I would like to know whether it is possible to shift part of a drawing by copying its pixels rather than redrawing it.
I work in an embedded environment, where performance is a key factor. We use Qt 4.8.
I have a set of real-time data points that I want to draw. I define the following class:
class SetOfDataPoints : public QGraphicsItem
{
public:
<constructor>
QRectF boundingRect() const { ... }
void paint(QPainter* painter,
const QStyleOptionGraphicsItem* option,
QWidget* widget = NULL) { ... }
<other methods>
};
At regular intervals, I read a new data point, add it to the instance of SetOfDataPoints
, and shift the SetOfDataPoints
to the left (by calling QGraphicsItem::moveBy()
on the SetOfDataPoints
), so the new data point becomes visible. As a result, SetOfDataPoints::paint()

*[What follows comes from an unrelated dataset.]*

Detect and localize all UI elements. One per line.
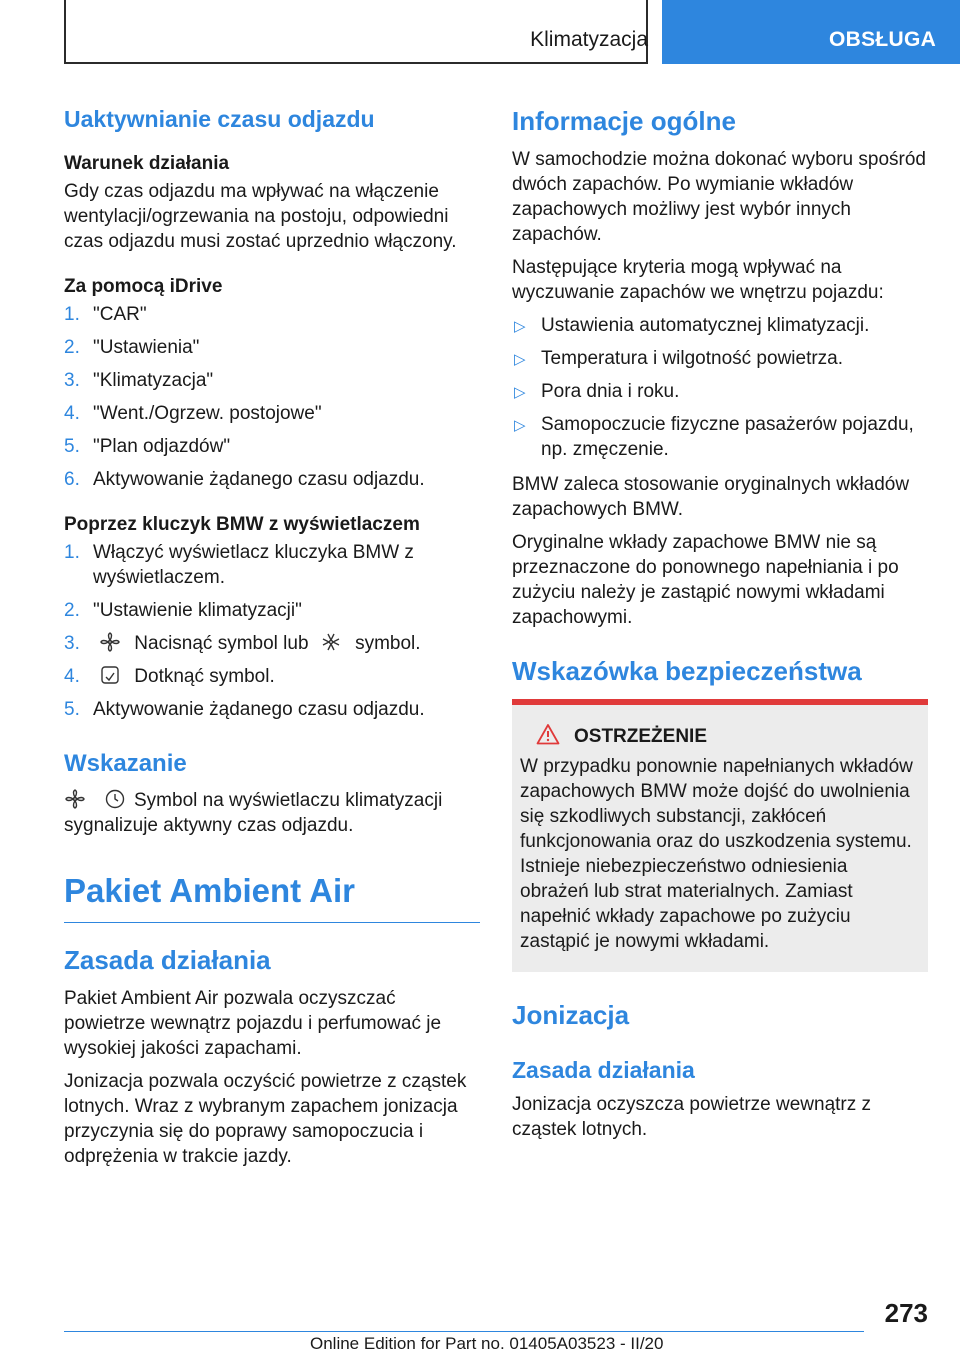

gets called, and in that method I have to draw the entire set of data points. The drawing currently consists only of line segments that connect the data points, but will become more elaborate in the future.
Now, it feels inefficient to redraw the whole set of data points, when most of the graph is actually just shifted to the left. I would like to shift the pixels of the unchanged part of the graph to the left, and draw only the one line segment that connects the last two points. At least I would like to try, and measure how much that improves performance.
Is there a way to do that in Qt 4.8?
This won't work in general:
Your item doesn't exist as any pixels until it's rendered. You don't know how many pixels it is drawn on, or even if there are any, since there are 0 or more views your scene is shown on, and the item might be visible to various extent on these views.
There are transformations applied to your item. It doesn't have to be rectangular.
Your item is composited with the items below it, unless it is completely opaque.
Your item, shown on a view, is composited with the backing store of the widget the view is on.
You can optimize for special cases. If your item is not cached, then it's always painted on a view, and the widget
argument of paint will point to that widget. You then have direct access to the backing store, and the painter gives you the transformation used to go from item coordinates to the backing store's device coordinates. You can then inspect the path on the widget tree from the view to the window for opacity. If all intervening widgets paint opaque, and your item has an orientation-preserving transformation, you can certainly do a blit on the image, and redraw only a small part of the item.
If your item is cached, it should then be cached in device coordinates. You can do the blitting too, as you're painting on a pixmap. That pixmap is then composited onto the backing store of the window the view is on. There's a separate cache pixmap for each view.
When blitting, you must always recognize how much of the previous pixels are correct. For each view or cache pixmap, you should keep a region that is valid. That region initally should be empty.